Tuesday, October 5, 2010

Butternut Squash and Chickpea Stew with Lemon Parsley Couscous

This easy to prepare, hearty stew is a great meal to make when you are low on time and in the mood for a big bowl of something warm and comforting.

The hint of rosemary gives it a "cooked all-day" flavor while the lemon in the couscous livens up the entire dish.

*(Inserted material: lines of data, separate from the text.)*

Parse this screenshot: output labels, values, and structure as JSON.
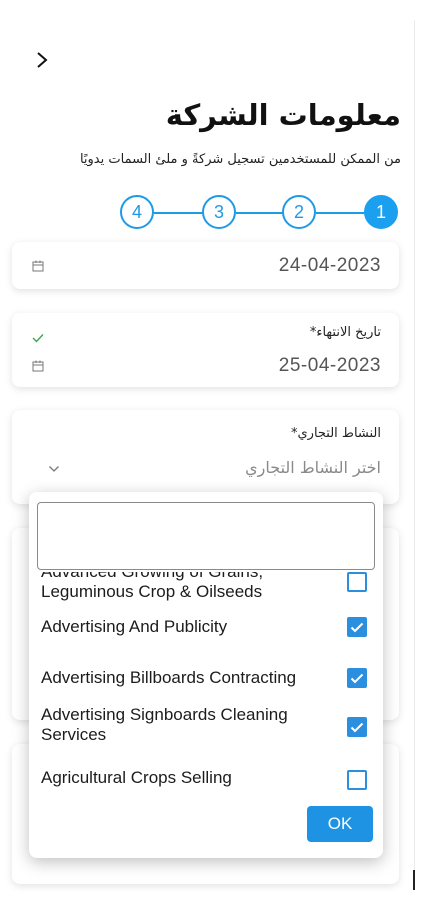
{
  "header": {
    "back_icon": "chevron-right-icon",
    "title": "معلومات الشركة",
    "subtitle": "من الممكن للمستخدمين تسجيل شركةً و ملئ السمات يدويًا"
  },
  "stepper": {
    "steps": [
      "1",
      "2",
      "3",
      "4"
    ],
    "active_step": 1,
    "accent_color": "#1ba0f0"
  },
  "start_date": {
    "value": "24-04-2023",
    "icon": "calendar-icon"
  },
  "end_date": {
    "label": "تاريخ الانتهاء*",
    "value": "25-04-2023",
    "status_icon": "check-icon",
    "icon": "calendar-icon"
  },
  "business_activity": {
    "label": "النشاط التجاري*",
    "placeholder": "اختر النشاط التجاري",
    "icon": "chevron-down-icon"
  },
  "dropdown": {
    "search_value": "",
    "options": [
      {
        "label": "Advanced Growing of Grains, Leguminous Crop & Oilseeds",
        "checked": false
      },
      {
        "label": "Advertising And Publicity",
        "checked": true
      },
      {
        "label": "Advertising Billboards Contracting",
        "checked": true
      },
      {
        "label": "Advertising Signboards Cleaning Services",
        "checked": true
      },
      {
        "label": "Agricultural Crops Selling",
        "checked": false
      }
    ],
    "ok_label": "OK",
    "check_color": "#2b8fe0"
  }
}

1/4 cup low sodium vegetable broth
1 tbsp minced garlic
1 large carrot, peeled and diced 
1/4 small white onion, diced
1/2 red bell pepper, seeded and diced
1 tsp ground cumin
1/4 tsp dried crushed rosemary leaves
1/4 tsp red pepper flakes
1 16 oz can low sodium chickpeas, drained

3/4 cup couscous
3/4 cup water
1/2 lemon
1 1/2 tbsp dried parsley
1/8 tsp salt (a pinch)

Heat a large pot over medium high heat and add low sodium vegetable broth, garlic, and carrots
Sauté until carrots soften then add onion, red pepper, cumin, rosemary, and red pepper flakes

Once onion and pepper have cooked (5-6 minutes), turn heat to low and add drained chickpeas and butternut squash soup  
Let simmer for 10 minutes, stir occasionally 

While stew simmers:

Bring 3/4 cup water to a boil in a medium pot
Once it is boiling add 3/4 cup couscous, cover and remove from heat

Let couscous sit for 3-5 minutes or until all water is absorbed

Zest 1/4 of the lemon half into the couscous and then add the juice
Add parsley and salt and stir gently with a fork to fluff the couscous and combine everything

Divide couscous between two large bowls, ladle stew either on top of or next to the couscous and enjoy!